10. The hydraulic pump unit ( 1 ) of claim 1, characterized in that the pump pistons ( 4 ) pump fuel to the radially outer end of the pump elements ( 2 ).

11. The hydraulic pump unit ( 1 ) of claim 1, characterized in that the hydraulic pump unit ( 1 ) is embodied as a high-pressure pump ( 18 ) for generating an injection pressure for a fuel-operated internal combustion engine.

12. A high pressure pump ( 18 ) for generating an injection pressure for fuel-operated internal combustion engines, comprising a plurality of hydraulic pump units ( 1 ), each said pump unit ( 1 ) including:

a plurality of pump elements ( 2 ), disposed in one plane, each of which has one pump cylinder ( 3 ) and one pump piston ( 4 ) longitudinally displaceable in the pump cylinder ( 3 ), and whose longitudinal axes ( 5 ) intersect at a common intersection point ( 6 );

a cam drive with cams ( 10 ), which upon a rotation of the cam drive relative to the pump elements ( 2 ) act upon the pump pistons ( 4 ) which an actuation motion, the number and the angular spacing of the cams ( 10 ) being adapted to the number and angular spacing of the pump elements ( 2 ) in such a way that when a certain number of pump pistons ( 4 ) are located at top dead center (TDC), the same number of pump pistons ( 4 ) are at bottom dead center (BDC);

the pump elements ( 2 ) of the pump unit ( 1 ) receiving the fuel from a metering unit ( 14 );

the pumping courses of the individual pump elements ( 2 ) having no overlaps; and

said pump units ( 1 ) being disposed one behind the other in such a way that the planes in which the pump units ( 1 ) are located extend parallel to one another, and that the intersection points ( 6 ) of the hydraulic pump units ( 1 ) are located on the same camshaft ( 9 ) and that the pump elements ( 2 ) of all the hydraulic pump units ( 1 ) are acted upon with an actuating motion by the same cam drive.

13. The hydraulic pump unit ( 1 ) of claim 12, characterized in that the hydraulic pump unit ( 1 ) has six pump elements ( 2 ), which have an angular spacing of 60° from one another.

14. The high-pressure pump ( 18 ) of claim 12, characterized in that the number and angular spacing of the pump elements ( 2 ) of the hydraulic pump units ( 1 ) and the angular offset of the hydraulic pump units ( 1 ) from one another are adapted to the number and angular spacing of the cams ( 10 ) in such a way that when a certain number of pump pistons ( 4 ) of the high-pressure pump ( 18 ) are located at top dead center (TDC), the same number of pump pistons ( 4 ) are located at bottom dead center (BDC).
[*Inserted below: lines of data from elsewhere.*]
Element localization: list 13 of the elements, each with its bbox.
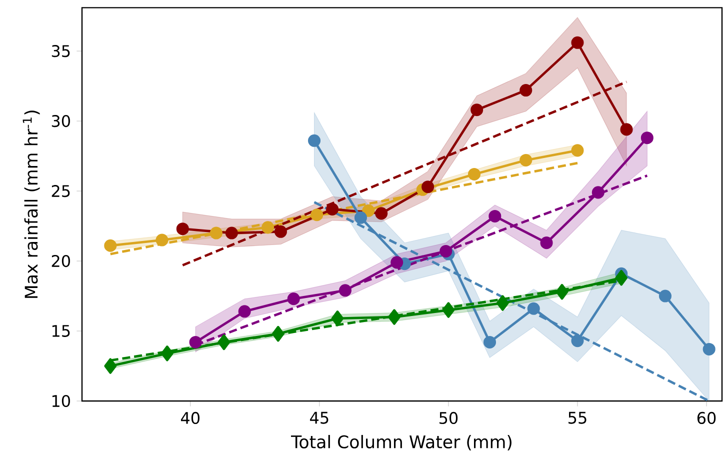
- x-tick-label: 45: [310, 412, 328, 424]
- y-tick-label: 15: [52, 325, 70, 337]
- x-tick-label: 55: [568, 412, 586, 424]
- x-tick-label: 50: [440, 412, 458, 424]
- y-tick-label: 30: [52, 114, 70, 128]
- y-tick-label: 10: [52, 394, 70, 408]
- x-axis-title: Total Column Water (mm): [291, 434, 512, 450]
- y-tick-label: 20: [52, 254, 70, 268]
- y-axis-title: Max rainfall (mm hr$^{-1}$): [22, 110, 40, 298]
- y-tick-label: 35: [52, 45, 70, 58]
- x-tick-label: 60: [697, 412, 716, 424]
- x-tick-label: 40: [180, 412, 200, 424]
- y-tick-label: 25: [52, 184, 70, 198]
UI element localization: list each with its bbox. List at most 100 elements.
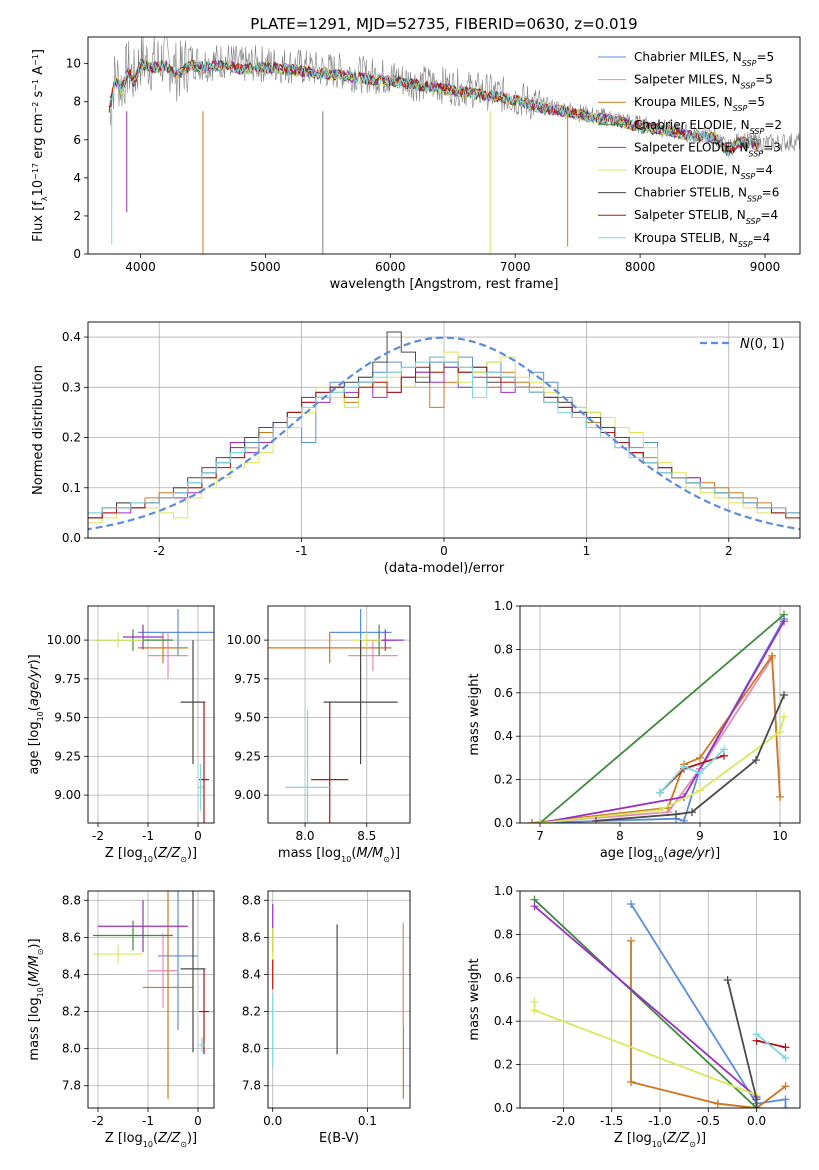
age-z-xtick-label: 0 (194, 829, 202, 843)
legend-label-part: SSP (742, 59, 757, 68)
y-axis-label-part: −1 (31, 79, 40, 91)
legend-label-part: SSP (750, 126, 765, 135)
mass-ebv-ytick-label: 8.8 (242, 893, 261, 907)
age-mass-ytick-label: 9.75 (234, 672, 261, 686)
spectrum-xtick-label: 4000 (125, 260, 156, 274)
y-axis-label-part: A (31, 66, 46, 79)
age-mass-ytick-label: 9.50 (234, 711, 261, 725)
histogram-axes: -2 -1 0 1 2 0.0 0.1 0.2 0.3 0.4 (data-model)/error… (31, 321, 801, 576)
histogram-ytick-label: 0.3 (62, 380, 81, 394)
normal-legend-label-part: (0, 1) (750, 337, 785, 352)
x-axis-label-part: )] (187, 1131, 197, 1146)
legend-label-part: SSP (748, 149, 763, 158)
mass-z-ytick-label: 8.4 (62, 967, 81, 981)
mass-weight-marker (776, 727, 784, 736)
x-axis-label-part: Z/Z (157, 1131, 181, 1146)
spectrum-ytick-label: 10 (66, 57, 81, 71)
weight-z-ytick-label: 0.6 (494, 971, 513, 985)
age-z-ytick-label: 9.75 (54, 672, 81, 686)
x-axis-label-part: ⊙ (383, 855, 390, 864)
mass-weight-line (756, 1033, 787, 1059)
age-mass-ytick-label: 9.00 (234, 788, 261, 802)
mass-weight-line (531, 653, 781, 823)
mass-weight-line (659, 748, 725, 794)
mass-weight-marker (720, 745, 728, 754)
age-mass-ytick-label: 9.25 (234, 749, 261, 763)
mass-weight-marker (723, 975, 732, 984)
weight-age-plot-area (528, 610, 788, 823)
y-axis-label-part: ( (27, 982, 42, 987)
histogram-ytick-label: 0.0 (62, 531, 81, 545)
mass-weight-marker (752, 756, 760, 765)
mass-weight-line (756, 1039, 786, 1049)
mass-weight-line (539, 614, 785, 823)
x-axis-label-part: M/M (356, 846, 383, 861)
histogram-xtick-label: -1 (296, 544, 308, 558)
spectrum-xtick-label: 5000 (250, 260, 281, 274)
x-axis-label-part: wavelength [Angstrom, rest frame] (330, 277, 559, 292)
mass-weight-marker (627, 1077, 636, 1086)
y-axis-label-part: age/yr (27, 663, 42, 706)
x-axis-label-part: )] (390, 846, 400, 861)
weight-z-ytick-label: 0.8 (494, 927, 513, 941)
x-axis-label: wavelength [Angstrom, rest frame] (330, 277, 559, 292)
x-axis-label-part: ( (153, 1131, 158, 1146)
x-axis-label-part: 10 (652, 1140, 662, 1149)
mass-weight-marker (780, 712, 788, 721)
histogram-ytick-label: 0.2 (62, 431, 81, 445)
x-axis-label-part: 10 (653, 855, 663, 864)
spectrum-ytick-label: 6 (73, 133, 81, 147)
x-axis-label-part: 10 (143, 1140, 153, 1149)
mass-z-axes: -2 -1 07.88.08.28.48.68.8Z [log10(Z/Z⊙)]ma… (27, 890, 215, 1149)
legend-label: Kroupa MILES, NSSP=5 (634, 95, 765, 113)
x-axis-label: Z [log10(Z/Z⊙)] (614, 1131, 706, 1149)
legend-label: Kroupa STELIB, NSSP=4 (634, 231, 770, 249)
x-axis-label-part: )] (187, 846, 197, 861)
mass-weight-marker (768, 651, 776, 660)
weight-age-xtick-label: 8 (616, 829, 624, 843)
y-axis-label-part: ] (31, 49, 46, 54)
y-axis-label-part: 10 (31, 180, 46, 197)
mass-ebv-ytick-label: 8.6 (242, 930, 261, 944)
mass-weight-marker (656, 788, 664, 797)
mass-weight-marker (781, 1054, 790, 1063)
legend-label-part: Salpeter ELODIE, N (634, 140, 748, 154)
axes-frame (87, 890, 215, 1109)
histogram-ytick-label: 0.1 (62, 481, 81, 495)
weight-z-xtick-label: -0.5 (697, 1114, 720, 1128)
x-axis-label-part: 10 (341, 855, 351, 864)
mass-weight-marker (713, 1099, 722, 1108)
age-z-ytick-label: 10.00 (47, 633, 81, 647)
x-axis-label-part: ⊙ (180, 1140, 187, 1149)
age-mass-axes: 8.0 8.5 9.00 9.25 9.50 9.75 10.00 mass [log10(M… (227, 605, 411, 864)
legend-label-part: Kroupa STELIB, N (634, 231, 738, 245)
y-axis-label-part: −2 (31, 102, 40, 114)
legend-label-part: =2 (764, 118, 782, 132)
y-axis-label-part: s (31, 91, 46, 102)
x-axis-label: E(B-V) (319, 1131, 359, 1146)
mass-z-xtick-label: -1 (142, 1114, 154, 1128)
legend-label-part: Chabrier STELIB, N (634, 186, 747, 200)
legend-label: Chabrier MILES, NSSP=5 (634, 50, 774, 68)
mass-weight-marker (680, 762, 688, 771)
x-axis-label-part: (data-model)/error (384, 561, 505, 576)
x-axis-label-part: ( (351, 846, 356, 861)
mass-weight-marker (780, 617, 788, 626)
legend-label-part: =3 (763, 140, 781, 154)
legend-label: Chabrier STELIB, NSSP=6 (634, 186, 779, 204)
y-axis-label-part: λ (40, 196, 49, 201)
legend-label-part: =4 (755, 163, 773, 177)
spectrum-ytick-label: 2 (73, 209, 81, 223)
spectrum-ytick-label: 4 (73, 171, 81, 185)
legend-label-part: Chabrier ELODIE, N (634, 118, 750, 132)
x-axis-label-part: Z/Z (666, 1131, 690, 1146)
mass-ebv-ytick-label: 8.0 (242, 1042, 261, 1056)
legend-label-part: Salpeter MILES, N (634, 73, 741, 87)
weight-z-axes: -2.0 -1.5 -1.0 -0.5 0.0 0.0 0.2 0.4 0.6 0.8 1.0 Z [… (467, 884, 801, 1149)
x-axis-label: mass [log10(M/M⊙)] (278, 846, 400, 864)
spectrum-ytick-label: 0 (73, 247, 81, 261)
axes-frame (87, 36, 801, 255)
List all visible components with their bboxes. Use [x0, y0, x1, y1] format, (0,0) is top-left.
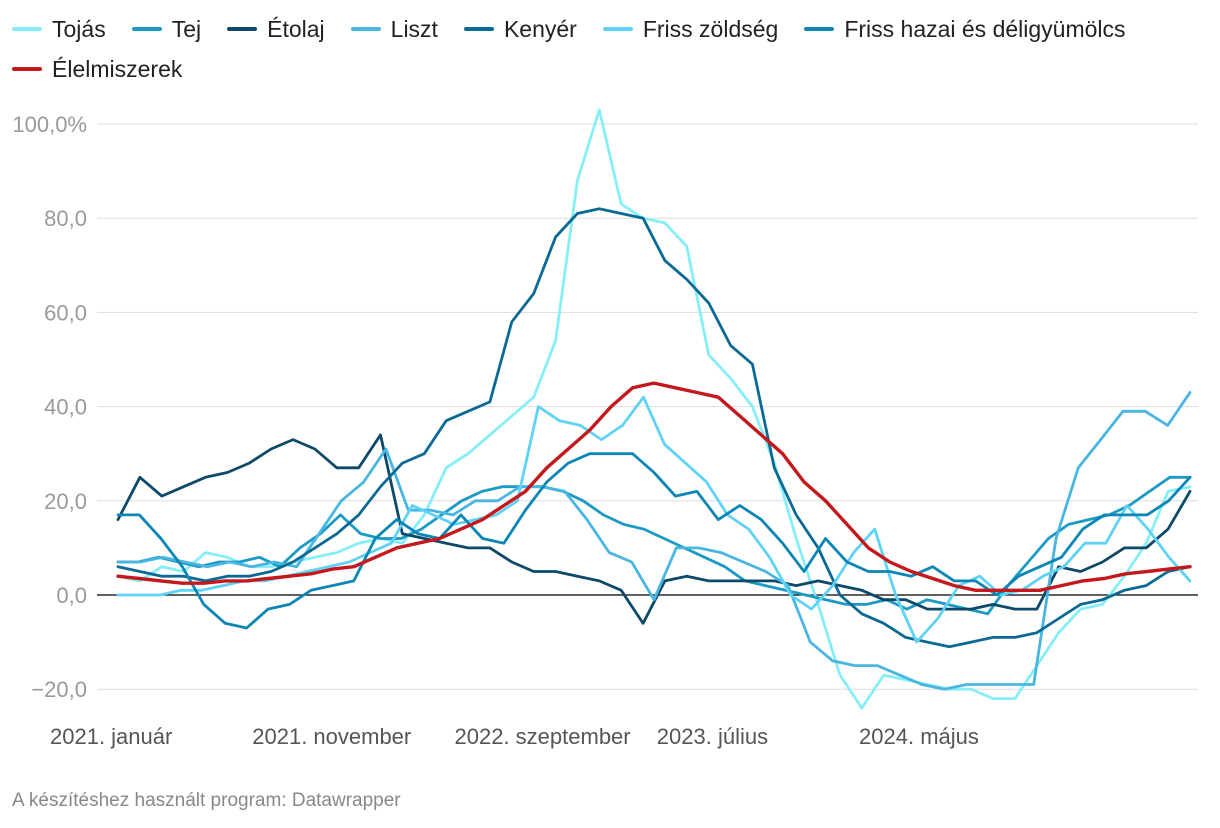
x-tick-label: 2024. május — [859, 724, 979, 749]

15. The high-pressure pump ( 18 ) of claim 14, characterized in that two hydraulic pump units ( 1 ) are disposed one after the other in such a way that the planes in which the pump units ( 2 ) are located extend parallel to one another, and that the intersection points ( 6 ) of the pump units ( 2 ) of the hydraulic pump units ( 1 ) are located on the same camshaft ( 9 ).

16. The high-pressure pump ( 18 ) of claim 15, characterized in that the hydraulic pump units ( 1 ) are disposed congruently one after the other.

17. The high-pressure pump ( 18 ) of claim 15, characterized in that the hydraulic pump units ( 1 ) are disposed one after the other, and are rotated by an angular offset of 180° with respect to each other.

18. The hydraulic pump unit ( 1 ) of claim 12, characterized in that the cams ( 10 ) of the cam drive act upon the pump pistons ( 4 ) from inside with an actuating motion.

19. The hydraulic pump unit ( 1 ) of claim 18, characterized in that the cam drive is embodied as a camshaft ( 9 ), which extends through the intersection point ( 6 ), perpendicular to the plane in which the pump elements ( 2 ) are located, and on whose outer circumferential surface the cams ( 10 ) are embodied.

20. The high-pressure pump ( 18 ) of claim 12, characterized in that the number and angular spacing of the pump elements ( 2 ) of the hydraulic pump units ( 1 ) and the angular offset of the hydraulic pump units ( 1 ) from one another are adapted to the number and angular spacing of the cams ( 10 ) in such a way that when a certain number of pump pistons ( 4 ) of the high-pressure pump ( 18 ) are located at top dead center (TDC), the same number of pump pistons ( 4 ) are located at bottom dead center (BDC).